Amazon will add a second chip packaging line in its Taiwan facility, boosting AI device chip output by 40% to support next-gen Echo and Fire TV hardware. The move aims to reduce reliance on external vendors, cut procurement costs by roughly 30%, and improve on-device inference latency by over 50%.
Amazon is installing a second packaging line at its Taiwan chip facility, increasing wafer throughput to meet rising demand for on-device AI. This expansion is projected to lift chip output by 40%, translating to roughly 3 million inference chips per quarter by year-end.
The new chips will power upcoming Echo and Fire TV models with built-in neural processing units, enabling tasks like speech recognition and image analysis directly on the device.

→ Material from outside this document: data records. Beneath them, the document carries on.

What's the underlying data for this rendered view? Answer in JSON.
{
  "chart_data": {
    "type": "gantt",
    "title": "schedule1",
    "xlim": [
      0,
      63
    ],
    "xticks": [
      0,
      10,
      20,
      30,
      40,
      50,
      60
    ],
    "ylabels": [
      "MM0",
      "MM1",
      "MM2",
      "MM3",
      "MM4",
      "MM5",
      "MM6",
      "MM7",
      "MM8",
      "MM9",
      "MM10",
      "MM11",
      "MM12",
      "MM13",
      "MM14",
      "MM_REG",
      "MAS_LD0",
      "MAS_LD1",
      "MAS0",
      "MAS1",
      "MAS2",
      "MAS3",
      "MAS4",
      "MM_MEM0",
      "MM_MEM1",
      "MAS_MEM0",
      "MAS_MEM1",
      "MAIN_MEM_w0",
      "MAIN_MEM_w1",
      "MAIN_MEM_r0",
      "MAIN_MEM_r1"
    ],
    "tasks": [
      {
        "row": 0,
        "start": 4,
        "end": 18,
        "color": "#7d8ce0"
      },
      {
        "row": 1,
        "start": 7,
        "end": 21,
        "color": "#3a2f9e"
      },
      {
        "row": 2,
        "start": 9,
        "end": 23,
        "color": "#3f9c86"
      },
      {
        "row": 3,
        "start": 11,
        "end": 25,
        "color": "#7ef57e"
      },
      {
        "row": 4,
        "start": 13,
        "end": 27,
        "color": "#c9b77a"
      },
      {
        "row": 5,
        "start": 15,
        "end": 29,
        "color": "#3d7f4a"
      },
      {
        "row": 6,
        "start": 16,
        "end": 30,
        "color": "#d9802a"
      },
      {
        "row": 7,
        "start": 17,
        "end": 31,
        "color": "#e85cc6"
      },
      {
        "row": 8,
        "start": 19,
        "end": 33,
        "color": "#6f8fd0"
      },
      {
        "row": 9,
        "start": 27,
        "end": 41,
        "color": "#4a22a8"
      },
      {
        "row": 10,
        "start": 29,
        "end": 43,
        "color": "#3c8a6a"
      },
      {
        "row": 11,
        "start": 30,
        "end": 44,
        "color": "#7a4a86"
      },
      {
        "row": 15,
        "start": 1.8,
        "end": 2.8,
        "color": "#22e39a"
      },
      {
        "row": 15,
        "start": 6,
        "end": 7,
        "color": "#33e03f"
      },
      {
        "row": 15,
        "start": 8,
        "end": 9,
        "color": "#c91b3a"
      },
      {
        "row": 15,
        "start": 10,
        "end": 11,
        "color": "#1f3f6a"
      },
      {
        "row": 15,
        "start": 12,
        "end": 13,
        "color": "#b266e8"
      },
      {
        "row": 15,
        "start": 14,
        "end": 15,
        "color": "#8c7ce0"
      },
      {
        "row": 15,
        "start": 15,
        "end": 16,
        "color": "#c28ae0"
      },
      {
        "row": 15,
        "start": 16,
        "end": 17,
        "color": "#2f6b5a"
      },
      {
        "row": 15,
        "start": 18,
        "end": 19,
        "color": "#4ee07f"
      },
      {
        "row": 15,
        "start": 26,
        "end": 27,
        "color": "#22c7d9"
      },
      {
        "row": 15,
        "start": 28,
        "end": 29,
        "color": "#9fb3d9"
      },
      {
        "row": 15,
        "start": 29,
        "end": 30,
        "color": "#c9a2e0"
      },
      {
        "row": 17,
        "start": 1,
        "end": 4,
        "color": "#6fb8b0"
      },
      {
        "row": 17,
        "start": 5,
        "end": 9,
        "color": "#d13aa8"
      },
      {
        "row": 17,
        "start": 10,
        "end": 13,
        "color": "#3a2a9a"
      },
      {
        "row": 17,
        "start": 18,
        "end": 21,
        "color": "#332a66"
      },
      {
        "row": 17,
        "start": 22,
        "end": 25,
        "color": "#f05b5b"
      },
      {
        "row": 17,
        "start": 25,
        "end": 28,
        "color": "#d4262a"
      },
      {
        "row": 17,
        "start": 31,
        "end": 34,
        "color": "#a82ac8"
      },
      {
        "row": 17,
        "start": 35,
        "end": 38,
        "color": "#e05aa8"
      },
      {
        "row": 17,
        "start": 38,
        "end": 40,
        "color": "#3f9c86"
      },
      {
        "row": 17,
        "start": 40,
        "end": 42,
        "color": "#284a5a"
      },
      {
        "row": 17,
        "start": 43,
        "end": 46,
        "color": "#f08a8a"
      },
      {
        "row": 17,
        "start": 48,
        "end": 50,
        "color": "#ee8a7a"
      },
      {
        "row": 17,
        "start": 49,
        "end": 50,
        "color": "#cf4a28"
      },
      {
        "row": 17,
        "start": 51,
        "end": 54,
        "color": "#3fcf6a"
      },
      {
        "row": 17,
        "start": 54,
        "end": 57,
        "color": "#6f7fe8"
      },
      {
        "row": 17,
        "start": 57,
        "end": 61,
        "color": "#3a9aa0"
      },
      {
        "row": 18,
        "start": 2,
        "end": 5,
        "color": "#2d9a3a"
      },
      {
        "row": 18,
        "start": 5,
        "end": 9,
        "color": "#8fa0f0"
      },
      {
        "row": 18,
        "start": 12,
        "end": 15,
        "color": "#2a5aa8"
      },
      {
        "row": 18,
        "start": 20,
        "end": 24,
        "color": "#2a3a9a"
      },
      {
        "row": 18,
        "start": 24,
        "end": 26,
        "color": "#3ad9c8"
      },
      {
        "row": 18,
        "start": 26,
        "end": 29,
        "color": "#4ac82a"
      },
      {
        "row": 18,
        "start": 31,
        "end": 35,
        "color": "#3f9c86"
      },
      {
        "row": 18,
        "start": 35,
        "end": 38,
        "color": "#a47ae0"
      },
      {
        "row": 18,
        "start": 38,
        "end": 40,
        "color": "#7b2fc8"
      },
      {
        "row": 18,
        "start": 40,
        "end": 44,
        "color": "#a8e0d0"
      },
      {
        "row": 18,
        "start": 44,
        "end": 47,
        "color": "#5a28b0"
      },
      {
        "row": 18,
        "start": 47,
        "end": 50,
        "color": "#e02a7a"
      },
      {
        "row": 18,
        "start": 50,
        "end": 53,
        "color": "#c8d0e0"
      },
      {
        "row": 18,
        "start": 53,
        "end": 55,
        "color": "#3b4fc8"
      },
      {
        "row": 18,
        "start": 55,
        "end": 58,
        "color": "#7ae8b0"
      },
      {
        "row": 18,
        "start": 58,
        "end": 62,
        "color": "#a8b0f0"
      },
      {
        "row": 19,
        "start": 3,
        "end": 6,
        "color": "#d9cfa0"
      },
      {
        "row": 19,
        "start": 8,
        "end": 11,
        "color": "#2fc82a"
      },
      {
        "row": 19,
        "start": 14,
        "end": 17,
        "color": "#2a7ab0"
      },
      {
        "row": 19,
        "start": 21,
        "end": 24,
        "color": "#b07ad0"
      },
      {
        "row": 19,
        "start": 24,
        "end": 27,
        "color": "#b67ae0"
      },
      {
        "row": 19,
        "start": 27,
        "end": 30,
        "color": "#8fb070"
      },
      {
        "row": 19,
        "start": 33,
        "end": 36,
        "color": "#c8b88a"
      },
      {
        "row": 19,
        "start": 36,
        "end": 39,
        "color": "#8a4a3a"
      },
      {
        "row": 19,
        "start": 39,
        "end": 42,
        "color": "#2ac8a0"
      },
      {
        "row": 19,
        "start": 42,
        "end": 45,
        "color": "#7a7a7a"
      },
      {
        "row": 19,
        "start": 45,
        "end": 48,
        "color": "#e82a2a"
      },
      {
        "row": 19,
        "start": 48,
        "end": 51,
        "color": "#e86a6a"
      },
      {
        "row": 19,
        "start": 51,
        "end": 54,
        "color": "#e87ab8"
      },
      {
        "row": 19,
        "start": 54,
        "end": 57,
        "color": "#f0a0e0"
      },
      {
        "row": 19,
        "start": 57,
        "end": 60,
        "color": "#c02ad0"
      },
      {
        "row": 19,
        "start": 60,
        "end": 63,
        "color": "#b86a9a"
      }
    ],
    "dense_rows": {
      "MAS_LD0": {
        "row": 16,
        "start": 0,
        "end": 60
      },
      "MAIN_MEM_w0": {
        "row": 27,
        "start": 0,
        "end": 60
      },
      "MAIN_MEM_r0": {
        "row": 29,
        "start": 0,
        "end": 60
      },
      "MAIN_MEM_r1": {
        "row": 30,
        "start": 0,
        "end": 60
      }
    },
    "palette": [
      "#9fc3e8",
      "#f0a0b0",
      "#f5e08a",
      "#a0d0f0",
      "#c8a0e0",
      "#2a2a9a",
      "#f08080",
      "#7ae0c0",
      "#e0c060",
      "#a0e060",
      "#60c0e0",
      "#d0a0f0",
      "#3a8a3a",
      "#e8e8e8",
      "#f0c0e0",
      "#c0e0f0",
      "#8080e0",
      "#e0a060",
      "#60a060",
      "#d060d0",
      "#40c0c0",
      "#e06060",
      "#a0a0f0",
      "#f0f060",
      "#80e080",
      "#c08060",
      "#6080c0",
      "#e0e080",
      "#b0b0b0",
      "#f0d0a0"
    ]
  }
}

Amazon expects inference latency to drop by more than 50%, enhancing real-time responsiveness.
By scaling its in-house chip production, Amazon plans to trim third-party procurement expenses by about 30% and secure greater supply-chain control. This shift reduces dependence on external foundries and strengthens gross margin resilience for its hardware segment.
Amazon’s move mirrors competitors such as Google’s Tensor chips and Apple’s Neural Engines, positioning the company for deeper integration of AI across its device portfolio. Investors will monitor whether this vertical integration drives market share gains in the smart home and streaming hardware markets.